Failure to file FBAR is not due to reasonable cause
A district court granted summary judgment against a taxpayer, enabling enforcement of civil penalties for nonwillful failure to timely report his financial interest in certain foreign bank accounts. It ruled that the taxpayer did not establish an issue of material fact as to whether the failure to file Treasury Forms TD F 90–22.1, Report of Foreign Bank and Financial Account, commonly called FBARs, was due to reasonable cause, concluding that he did not act with ordinary business care and prudence or make a reasonable effort to understand his FBAR reporting responsibility.
Facts: Ram Agrawal, a U.S. citizen, worked as a geophysicist and then as a math teacher in the United States. He and his wife jointly opened an account at UBS, a Swiss investment bank, funding it from maturing certificates of deposit in India. He directed UBS to invest the money in nontaxable, “non—U.S. SEC” funds. In each year from 2006 to 2009, the value of the UBS account exceeded $10,000. Agrawal closed the account in 2010.
For tax years 2006—2009, Agrawal did not timely file an FBAR regarding the UBS account and did not report the certificates of deposit in India or the UBS account on his tax returns.
In 2011, his wife submitted FBARs to an IRS agent for tax years 2006 through 2009. In 2016, a civil penalty for nonwillful failure to file FBARs was assessed against Agrawal. In 2019, the government filed an action in district court to enforce the penalty and moved for summary judgment.
In a deposition, Agrawal testified that for 2006 and 2007, he prepared his own tax returns and did not disclose his foreign financial account as required on Schedule B, Interest and Ordinary Dividends. He testified that he used CPAs to prepare his 2008 and 2009 tax returns and he did not tell them about the UBS account, despite being asked during the 2008 return preparation whether he had any foreign accounts, or inquire why the Schedule B question about foreign accounts on his 2009 return had been left blank. Later, he unsuccessfully attempted to reverse some of his testimony.
Issues: Under 31 C.F.R. Section 103.24, at the time relevant to the case, persons subject to the jurisdiction of the United States with a financial interest in, or signature or other authority over, a bank, securities, or other financial account in a foreign country was required to file an FBAR by June 30 each calendar year with respect to foreign financial accounts with a value exceeding $10,000 at any point in the previous calendar year.
Section 5321(a)(5) of Title 31 authorizes a civil penalty for violations of the requirement to file an FBAR. However, the penalty is not imposed if the “violation was due to reasonable cause and … the amount of the transaction or the balance in the account at the time of the transaction was properly reported.”
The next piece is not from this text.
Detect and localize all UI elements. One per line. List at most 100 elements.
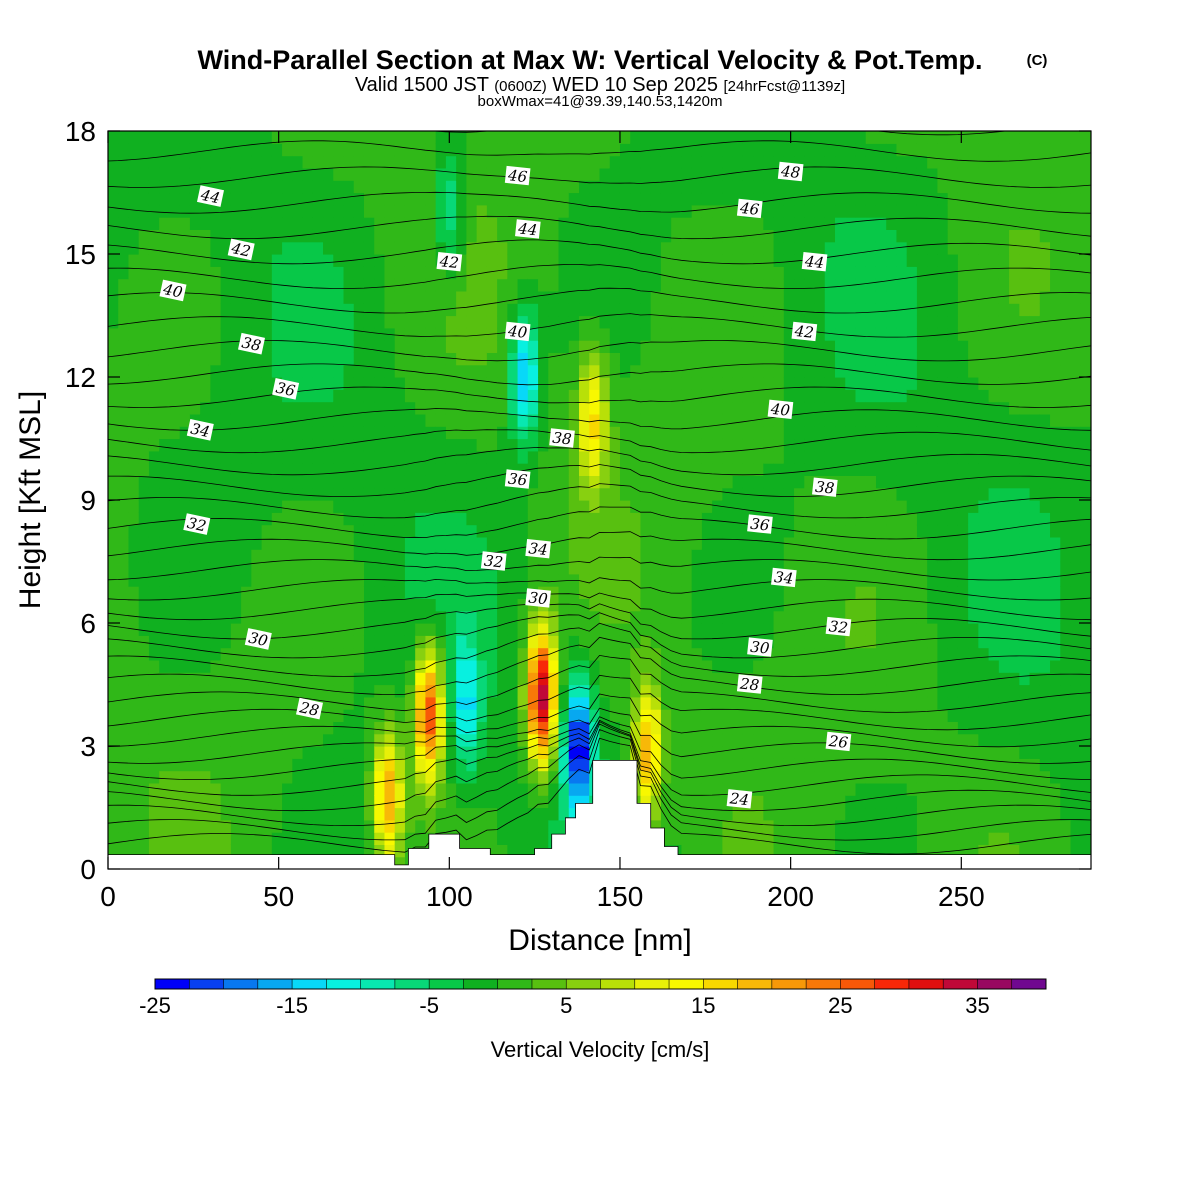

Regs. Sec. 301.6651–1(c)(1) defines reasonable cause as exercising “ordinary business care and prudence.” Regs. Sec. 1.6664–4(b)(1) provides that reasonable cause is based on all the pertinent facts and circumstances but particularly the taxpayer’s effort to determine his or her proper liability.
Holding: The court granted the IRS summary judgment, finding that Agrawal did not establish an issue of material fact as to whether his failure to file his FBARs was due to reasonable cause.
Relying on Agrawal’s original testimony, the court ruled that he clearly violated the law when he failed to timely file the FBARs and had not told his CPA about his UBS account or questioned why the CPA did not disclose the existence of his foreign financial account on Schedule B. Thus, Agrawal did not act with ordinary business care and prudence or make a reasonable effort to understand his FBAR reporting responsibilities. The court reasoned that a taxpayer doing so would have sought informed advice regarding the reporting requirements alluded to in Schedule B, which would involve the taxpayer’s telling the adviser about the foreign account.
The court rejected Agrawal’s arguments that his conduct was excused because he is elderly, English is his second language, and he has an inexpert understanding of tax reporting requirements, noting that he uses English to work, represented himself in the litigation, and had the financial savvy to direct UBS to invest in nontaxable, “non–U.S. SEC funds.”
—By Mark Aquilio, CPA, J.D., LL.M., professor of accounting and taxation, St. John’s University, Queens, N.Y.